Dalam tulisan terdahulu saya menjelaskan bahwa spiritualitas adalah inti kehidupan, dalam kehidupan pribadi maupun professional. Termasuk di dalamnya kepemimpinan.
Kehilangan spiritualitas dalam kehidupan berarti kehilangan hidup itu sendiri. Dia akan seperti pelita kehabisan minyak. Perlahan-lahan nyala dan energi hidupnya redup dan mati. Siap-siap saja berkawan dengan kegelapan dan kegalauan.
Dalam konteks zaman modern, spiritualitas ini seperti sistem operasi (operating system) dalam sebuah komputer.

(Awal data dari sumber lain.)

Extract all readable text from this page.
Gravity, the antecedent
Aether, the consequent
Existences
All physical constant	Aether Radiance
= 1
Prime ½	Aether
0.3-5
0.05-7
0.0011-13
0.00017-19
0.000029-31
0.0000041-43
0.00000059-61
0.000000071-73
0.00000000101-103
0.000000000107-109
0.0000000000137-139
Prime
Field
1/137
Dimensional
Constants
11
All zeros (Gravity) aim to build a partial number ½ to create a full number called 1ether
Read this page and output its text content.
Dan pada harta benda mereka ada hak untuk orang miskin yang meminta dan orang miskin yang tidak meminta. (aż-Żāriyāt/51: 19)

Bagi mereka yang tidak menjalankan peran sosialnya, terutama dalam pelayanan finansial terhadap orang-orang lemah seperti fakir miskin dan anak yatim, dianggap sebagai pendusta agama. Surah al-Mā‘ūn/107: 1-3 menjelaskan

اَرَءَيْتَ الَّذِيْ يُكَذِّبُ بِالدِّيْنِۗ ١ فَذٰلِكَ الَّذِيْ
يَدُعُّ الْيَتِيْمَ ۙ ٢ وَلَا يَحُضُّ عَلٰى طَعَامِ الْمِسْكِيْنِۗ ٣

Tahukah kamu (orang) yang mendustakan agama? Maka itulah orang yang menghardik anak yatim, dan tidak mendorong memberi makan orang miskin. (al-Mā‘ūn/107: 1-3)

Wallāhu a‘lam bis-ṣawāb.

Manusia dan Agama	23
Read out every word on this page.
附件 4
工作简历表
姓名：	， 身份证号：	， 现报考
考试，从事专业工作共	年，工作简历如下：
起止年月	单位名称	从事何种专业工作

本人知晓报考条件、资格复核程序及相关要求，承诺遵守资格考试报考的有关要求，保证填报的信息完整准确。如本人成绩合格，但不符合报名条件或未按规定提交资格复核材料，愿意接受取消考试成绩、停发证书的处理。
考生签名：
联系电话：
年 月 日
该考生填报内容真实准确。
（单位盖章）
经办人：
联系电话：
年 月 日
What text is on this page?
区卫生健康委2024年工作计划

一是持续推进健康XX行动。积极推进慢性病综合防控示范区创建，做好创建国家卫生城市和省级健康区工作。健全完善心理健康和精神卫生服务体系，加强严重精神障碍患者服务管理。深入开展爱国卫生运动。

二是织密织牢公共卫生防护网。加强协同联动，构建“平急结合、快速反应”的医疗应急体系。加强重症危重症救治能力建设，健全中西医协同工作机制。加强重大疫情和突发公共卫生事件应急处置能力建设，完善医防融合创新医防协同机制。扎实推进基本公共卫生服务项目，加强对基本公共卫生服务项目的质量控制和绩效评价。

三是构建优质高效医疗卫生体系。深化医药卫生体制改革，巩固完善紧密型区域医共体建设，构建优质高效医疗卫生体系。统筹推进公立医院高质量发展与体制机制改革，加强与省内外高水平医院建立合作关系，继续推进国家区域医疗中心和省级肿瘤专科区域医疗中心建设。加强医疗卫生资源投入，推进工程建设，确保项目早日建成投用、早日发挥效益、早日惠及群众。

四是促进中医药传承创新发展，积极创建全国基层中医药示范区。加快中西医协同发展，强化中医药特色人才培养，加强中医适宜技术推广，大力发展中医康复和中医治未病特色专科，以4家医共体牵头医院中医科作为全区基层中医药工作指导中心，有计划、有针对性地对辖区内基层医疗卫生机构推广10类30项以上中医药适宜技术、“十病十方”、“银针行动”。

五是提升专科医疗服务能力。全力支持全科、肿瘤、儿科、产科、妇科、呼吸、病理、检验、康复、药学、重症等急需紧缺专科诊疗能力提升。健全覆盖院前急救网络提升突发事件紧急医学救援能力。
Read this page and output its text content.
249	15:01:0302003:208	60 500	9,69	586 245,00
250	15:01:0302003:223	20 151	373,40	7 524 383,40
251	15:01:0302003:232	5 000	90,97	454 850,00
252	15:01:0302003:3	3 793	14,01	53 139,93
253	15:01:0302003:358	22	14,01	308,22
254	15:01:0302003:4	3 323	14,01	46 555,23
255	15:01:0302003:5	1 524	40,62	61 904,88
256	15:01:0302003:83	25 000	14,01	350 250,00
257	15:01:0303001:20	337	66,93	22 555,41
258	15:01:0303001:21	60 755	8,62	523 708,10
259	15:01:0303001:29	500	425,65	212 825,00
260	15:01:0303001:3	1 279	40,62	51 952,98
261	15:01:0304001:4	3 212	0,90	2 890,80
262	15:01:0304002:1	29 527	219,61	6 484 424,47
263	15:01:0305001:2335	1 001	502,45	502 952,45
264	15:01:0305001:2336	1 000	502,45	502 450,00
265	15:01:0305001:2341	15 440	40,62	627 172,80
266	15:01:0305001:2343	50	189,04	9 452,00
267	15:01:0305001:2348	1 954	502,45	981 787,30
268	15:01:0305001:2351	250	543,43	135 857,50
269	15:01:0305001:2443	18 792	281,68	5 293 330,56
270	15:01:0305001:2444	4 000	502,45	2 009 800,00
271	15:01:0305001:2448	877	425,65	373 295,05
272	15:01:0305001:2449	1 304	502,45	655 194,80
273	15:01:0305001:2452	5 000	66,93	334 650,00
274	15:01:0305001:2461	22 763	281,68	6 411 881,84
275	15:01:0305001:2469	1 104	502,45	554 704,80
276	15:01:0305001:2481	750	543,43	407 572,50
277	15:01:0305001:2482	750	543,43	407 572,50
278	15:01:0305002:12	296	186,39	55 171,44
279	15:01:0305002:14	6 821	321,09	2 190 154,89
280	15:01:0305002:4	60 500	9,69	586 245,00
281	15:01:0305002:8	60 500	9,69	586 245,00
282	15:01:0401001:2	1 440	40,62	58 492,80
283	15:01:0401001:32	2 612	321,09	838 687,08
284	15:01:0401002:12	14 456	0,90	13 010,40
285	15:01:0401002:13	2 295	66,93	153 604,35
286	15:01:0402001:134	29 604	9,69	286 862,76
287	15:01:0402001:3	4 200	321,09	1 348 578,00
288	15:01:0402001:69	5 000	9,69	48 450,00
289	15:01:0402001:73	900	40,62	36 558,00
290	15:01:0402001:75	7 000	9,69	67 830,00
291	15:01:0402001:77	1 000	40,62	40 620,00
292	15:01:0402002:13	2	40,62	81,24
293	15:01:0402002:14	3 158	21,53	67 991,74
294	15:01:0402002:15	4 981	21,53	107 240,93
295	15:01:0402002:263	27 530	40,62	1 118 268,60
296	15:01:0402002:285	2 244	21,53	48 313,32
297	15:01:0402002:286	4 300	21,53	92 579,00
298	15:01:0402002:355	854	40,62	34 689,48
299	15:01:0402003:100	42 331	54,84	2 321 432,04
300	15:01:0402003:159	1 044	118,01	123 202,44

Secanggih apapun fitur-fitur aplikasi yang anda miliki dalam gadget anda, tanpa adanya sistem operasi yang baik, dia tidak akan bekerja.
Saya sudah menyebutkan tiga elemen penting yang wajib dimiliki –baik oleh individu maupun organisasi—jika ingin menginstal spiritualitas dalam kehidupan, yaitu Keterhubungan (Connectedness), Disiplin Diri (Self Discipline) dan Kontribusi (Contribution).
Ketiganya saling terhubung, menjadi satu kesatuan dan tak bisa dipisah-pisah.
Menghilangkan salah satunya, maka dia menjadi puzzle yang tidak lengkap dan tidak lagi bisa disebut spiritualitas. Dan karenanya hidup andapun menjadi tidak lengkap.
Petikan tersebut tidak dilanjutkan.